Der «Kunde» als Betrachter ist im Fall von Frank Stella das richtige Wort. Denn Stella war stets ein geschickter Geschäftsmann, der um den Wert seiner Kunst wusste. Er scheute sich auch nicht, Auftragsarbeiten für kommerzielle Kunden wie etwa die Automarke BMW auszuführen. Zumal Autos stets sein Herz erfreuten; er war lange Zeit Besitzer eines Ferrari, bis ihn der aufwendige Unterhalt des Fahrzeugs so sehr nervte, dass er darauf verzichtete, wie er der «Süddeutschen Zeitung» am Rand der Rennstrecke von Hockenheim erzählte.
Der Vermarkter
Frank Stella wusste auch immer, wie er die Kritik auf sich aufmerksam machen konnte, etwa 1959 mit dem dunklen Werk «Die Fahne Hoch!», Worte, die an das Horst-Wessel-Lied der Nationalsozialisten erinnerten. Das Bildformat soll den Proportionen der Hakenkreuz-Fahnen entsprochen haben. Das war eine Provokation in einer Zeit, als noch viele Angehörige von Kriegsopfern lebten.
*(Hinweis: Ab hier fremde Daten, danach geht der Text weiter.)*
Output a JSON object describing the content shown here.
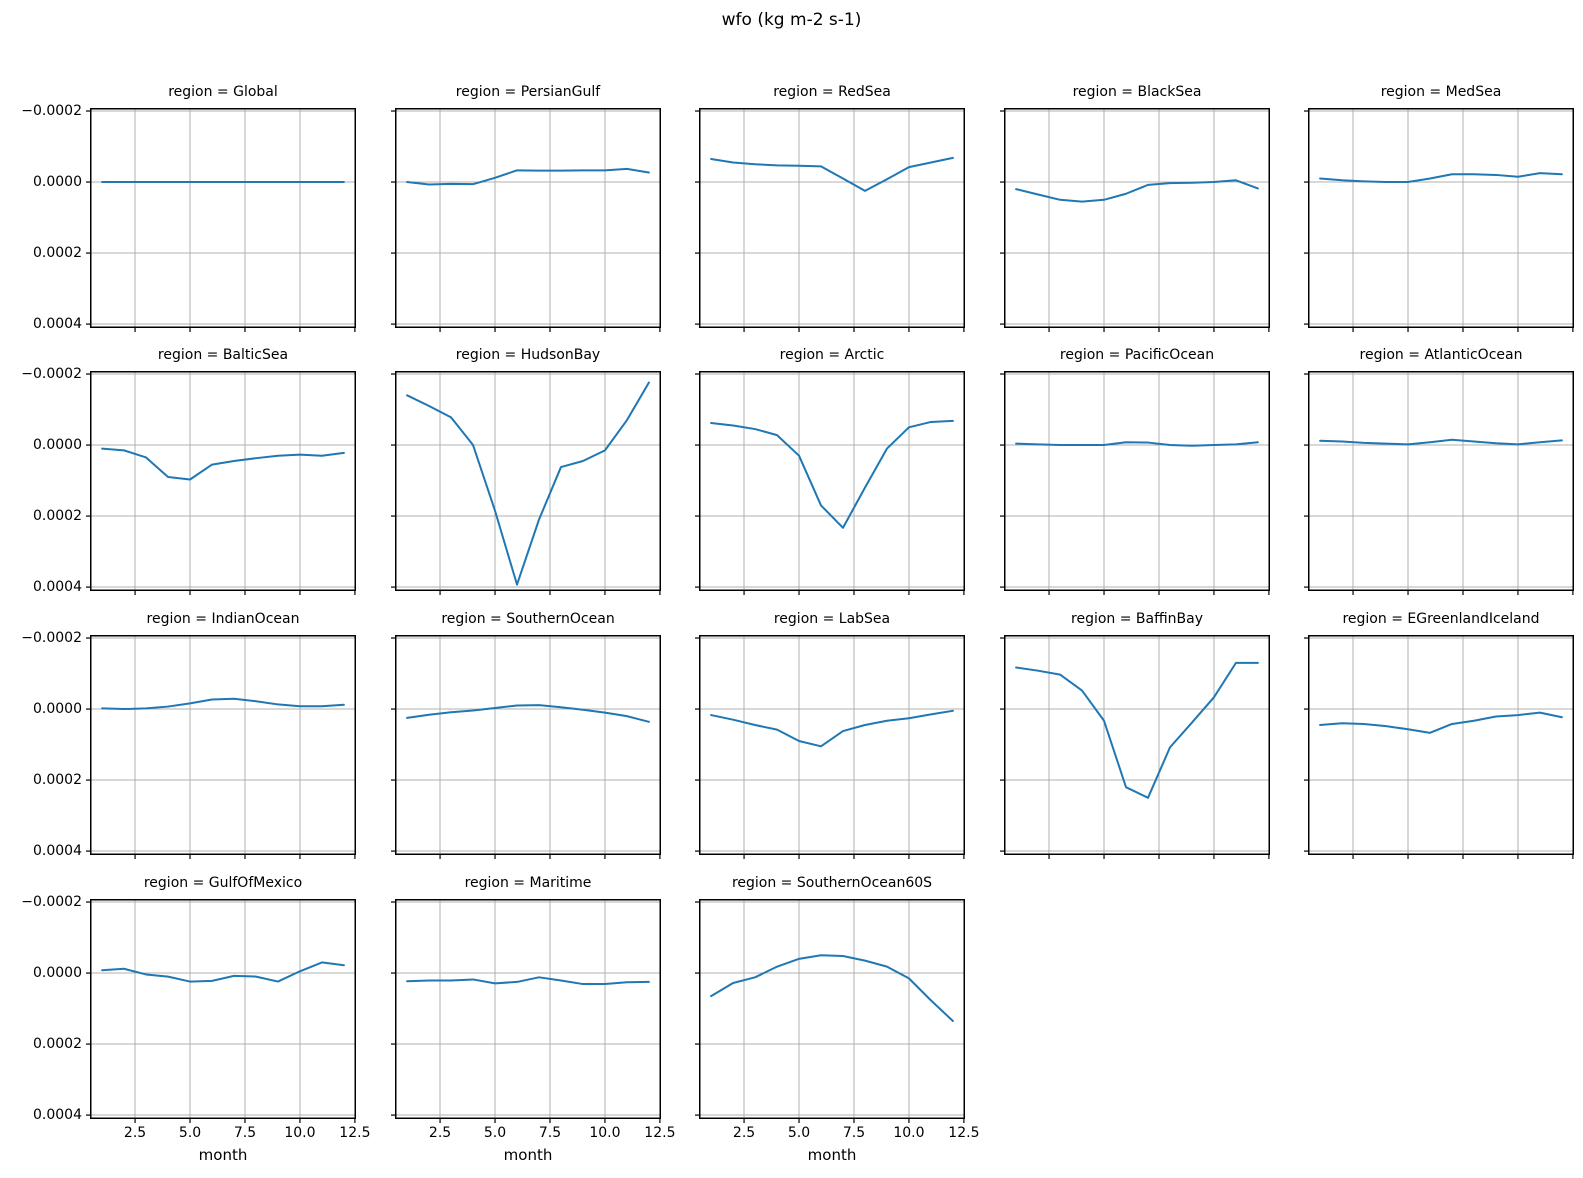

Der Künstler entstammt einer italienischen Einwandererfamilie und wuchs in Massachusetts auf. Nach der Schulzeit besuchte er die renommierte Princeton University und liess sich später in New York nieder, wo er die Journalistin Barbara Rose heiratete, die sich einen Namen als Kunstkritikerin machte.
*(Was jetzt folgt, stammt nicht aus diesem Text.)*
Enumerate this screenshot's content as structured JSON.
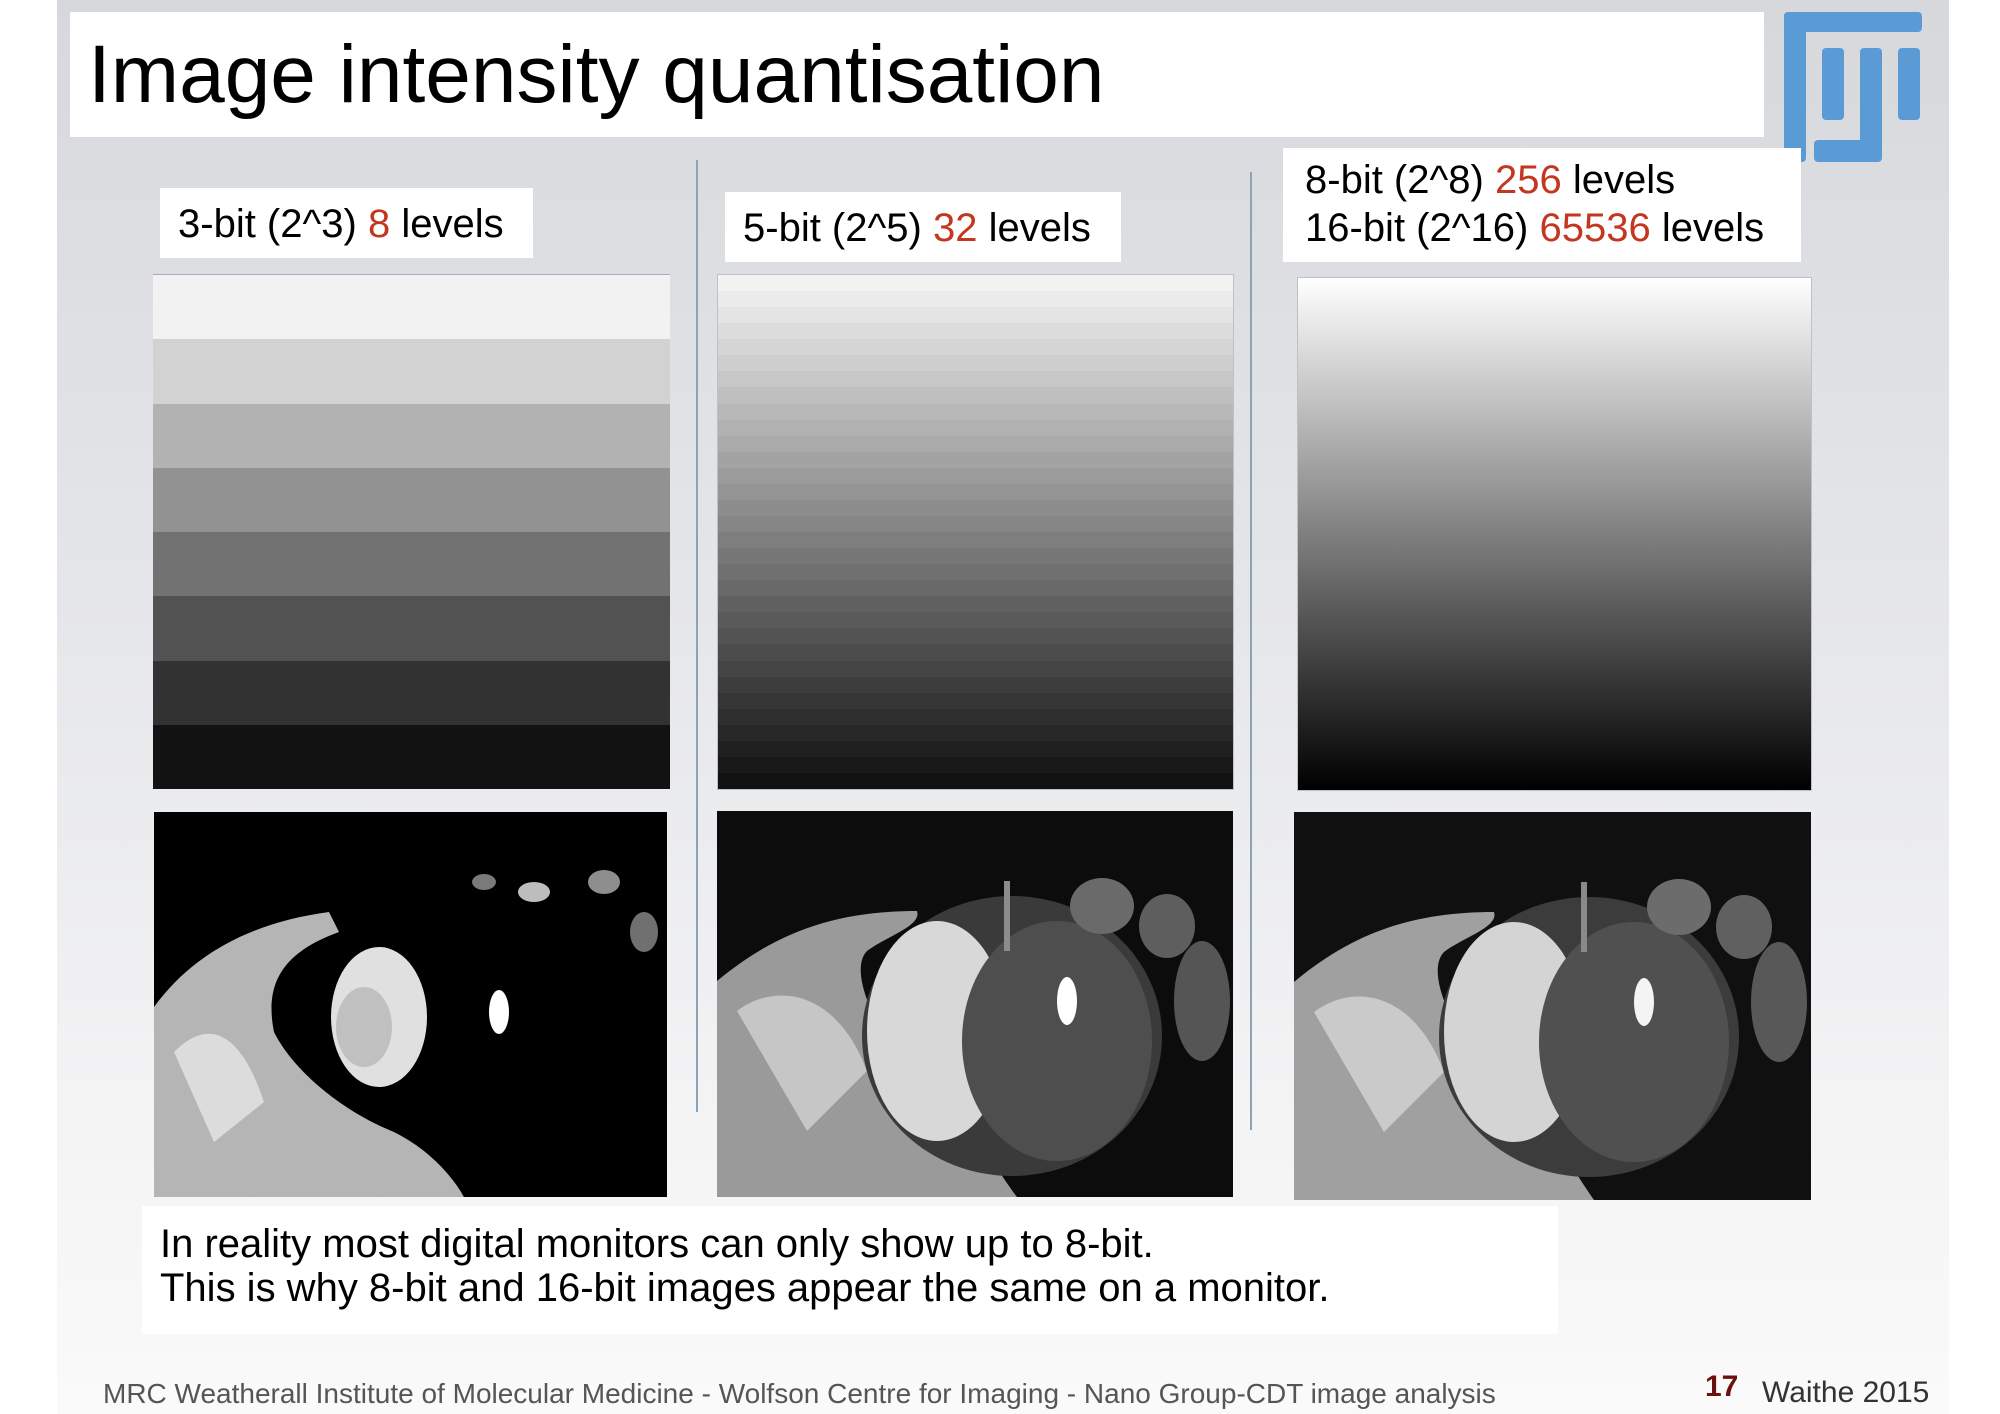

Der Mann ist im US-amerikanischen Kunstbetrieb bekannt wie ein bunter Hund. Wo immer sich ein handfester Streit in der Branche abzeichnet, ist er gerne dabei. So setzt sich Stella mit Verve für die Urheberrechte der bildenden Künstler ein oder mischte bei öffentlichen Debatten über die Führung des New Yorker Museums of Modern Art mit. «Grossmaul» («Big Mouth») nannte ihn die «New York Times», die ihrerseits nicht für leise Töne bekannt ist. «Er ist der Typ reicher Künstler, der aussieht, als könne er sich keinen Kamm leisten.» Und der Kunstkritiker Walter Robinson doppelte etwas ungerecht nach: «Ich bewundere Stella, weil er die hässlichste Kunst macht, die man sich heute denken kann.» Damit bezog er sich allerdings nicht auf das Frühwerk, das jetzt in Basel gezeigt wird.
Robinson meinte vielmehr Stellas Installationen um 2005, die für den Betrachter tatsächlich gewöhnungsbedürftig sind. Seit Mitte der 1980er wandte sich Stella mehr und mehr den Skulpturen zu, die er in immer wieder neuen Varianten weiterentwickelte.
Stella wird sich trotz dieser polemischen Kritik nicht grämen. Dafür ist er als Künstler eine Nummer zu gross. Die Basler Ausstellung soll dem Besucher nun zeigen, auf welchem künstlerischen Weg er das werden konnte, was er heute ist, einer der Leuchttürme der US-amerikanischen Nachkriegskunst.